Niessl versprach eine Bildungsoffensive, diesem Ressort nimmt er sich persönlich an, und "1000 neue Nettojobs jährlich". In welchen Bereichen und wie genau die Jobs entstehen werden, ließ er auf Nachfrage offen. Von diesen neuen Jobs sollen jedenfalls hauptsächlich Burgenländer profitieren. Abermals plädierte er für ein Best-Bieter- statt einem Billigst-Bieter-Prinzip bei öffentlichen Vergabeverfahren und Boni für Unternehmer, die regionale oder ältere Arbeitskräfte beschäftigen. Ein detailliertes Arbeitsprogramm der neuen Regierung wollen Niessl und Tschürtz kommende Woche vorstellen.
Die rot-blaue Regierung hat sich den Kampf gegen Lohn- und Sozialdumping auf die Kappe geheftet. Deshalb forderte Niessl in Richtung Innenministerium verstärkte Grenzkontrollen, auch mit der Finanzpolizei, um Lohn- und Sozialbetrüger aufzuspüren. In den vergangenen zehn Jahren seien rund 13.000 neue Jobs im Burgenland entstanden, so Niessl. Rund die Hälfte davon ging laut AMS an Ungarn und Slowaken aus den Grenzregionen. Das aber nicht nur, weil die Arbeitskräfte aus dem Osten billiger sind, sondern zum Teil auch, weil sich keine Burgenländer für die Stellen finden.

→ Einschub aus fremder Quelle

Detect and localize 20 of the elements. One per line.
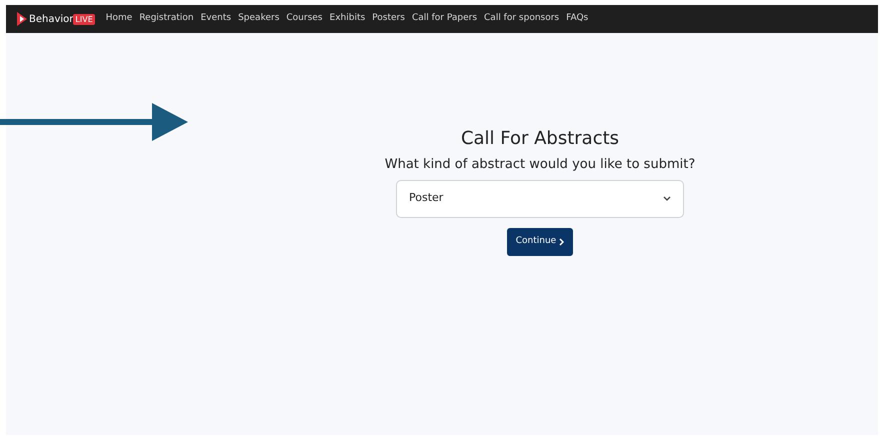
nav-link[interactable]: Events bbox=[200, 12, 232, 26]
chevron-down-icon bbox=[663, 196, 671, 202]
form-question: What kind of abstract would you like to submit? bbox=[384, 156, 696, 174]
abstract-type-select[interactable]: Poster bbox=[396, 180, 684, 218]
continue-button[interactable]: Continue bbox=[506, 228, 574, 256]
arrow-icon bbox=[0, 103, 188, 141]
nav-link[interactable]: Posters bbox=[372, 12, 405, 26]
chevron-right-icon bbox=[559, 238, 564, 246]
nav-link[interactable]: FAQs bbox=[566, 12, 588, 26]
form-title: Call For Abstracts bbox=[460, 127, 620, 151]
nav-link[interactable]: Registration bbox=[139, 12, 194, 26]
brand-name[interactable]: Behavior bbox=[29, 12, 74, 26]
nav-link[interactable]: Courses bbox=[286, 12, 323, 26]
logo-icon bbox=[16, 11, 28, 27]
nav-link[interactable]: Home bbox=[106, 12, 132, 26]
nav-link[interactable]: Speakers bbox=[238, 12, 280, 26]
nav-link[interactable]: Call for sponsors bbox=[484, 12, 560, 26]
live-badge: LIVE bbox=[73, 14, 95, 24]
nav-link[interactable]: Exhibits bbox=[330, 12, 366, 26]
nav-link[interactable]: Call for Papers bbox=[412, 12, 478, 26]
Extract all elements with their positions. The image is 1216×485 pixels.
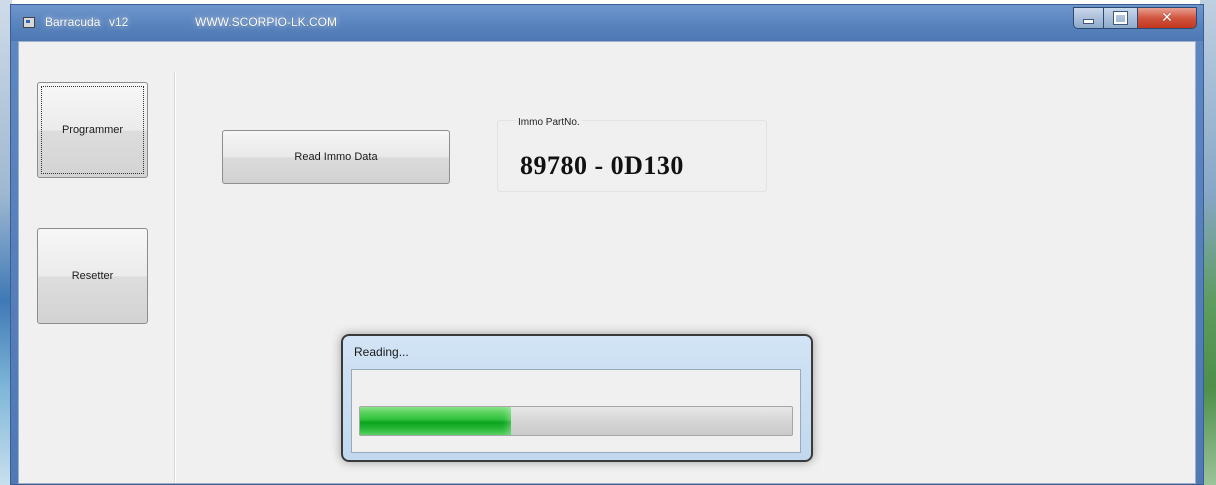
app-window: Barracuda v12 WWW.SCORPIO-LK.COM ✕ Progr… [10,4,1204,485]
minimize-icon [1083,18,1094,24]
reading-dialog-body [351,369,801,453]
minimize-button[interactable] [1074,8,1104,28]
maximize-icon [1113,11,1128,25]
window-title-app-name: Barracuda [45,15,101,29]
close-icon: ✕ [1161,10,1173,26]
title-bar[interactable]: Barracuda v12 WWW.SCORPIO-LK.COM ✕ [11,5,1203,41]
client-area: Programmer Resetter Read Immo Data Immo … [18,41,1196,484]
immo-partno-label: Immo PartNo. [516,117,582,128]
sidebar-separator [174,72,175,482]
programmer-button-label: Programmer [61,124,124,136]
window-title-version: v12 [109,15,129,29]
programmer-button[interactable]: Programmer [37,82,148,178]
window-title-website: WWW.SCORPIO-LK.COM [195,15,337,29]
immo-partno-group: Immo PartNo. 89780 - 0D130 [497,117,767,192]
reading-progress-bar [359,406,793,436]
app-icon[interactable] [23,17,35,28]
maximize-button[interactable] [1104,8,1138,28]
caption-buttons: ✕ [1073,7,1197,29]
reading-dialog: Reading... [341,334,813,462]
immo-partno-value: 89780 - 0D130 [520,151,684,180]
read-immo-data-button[interactable]: Read Immo Data [222,130,450,184]
resetter-button-label: Resetter [71,270,114,282]
resetter-button[interactable]: Resetter [37,228,148,324]
reading-dialog-title: Reading... [354,345,409,359]
read-immo-data-label: Read Immo Data [294,151,378,163]
reading-progress-fill [360,407,512,435]
close-button[interactable]: ✕ [1138,8,1196,28]
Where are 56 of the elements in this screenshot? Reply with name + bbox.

"Wir brauchen diese Menschen. Sehen Sie sich um, in jedem Kaffeehaus oder Geschäft sind Menschen aus Ungarn. Oft sind nur die Chefs Burgenländer, weil die Burgenländer diese Arbeit nicht machen wollen", sagte der Unternehmer Josef A. Trotz allem leidet vor allem die Baubranche unter der billigen Konkurrenz aus Ungarn oder der Slowakei. Dass die neue "Tabubruch"-Regierung viel ausrichten kann, bezweifelte der Eisenstädter Christian König: "Es wird sich kaum etwas ändern, weder zum Positiven, noch zum Negativen."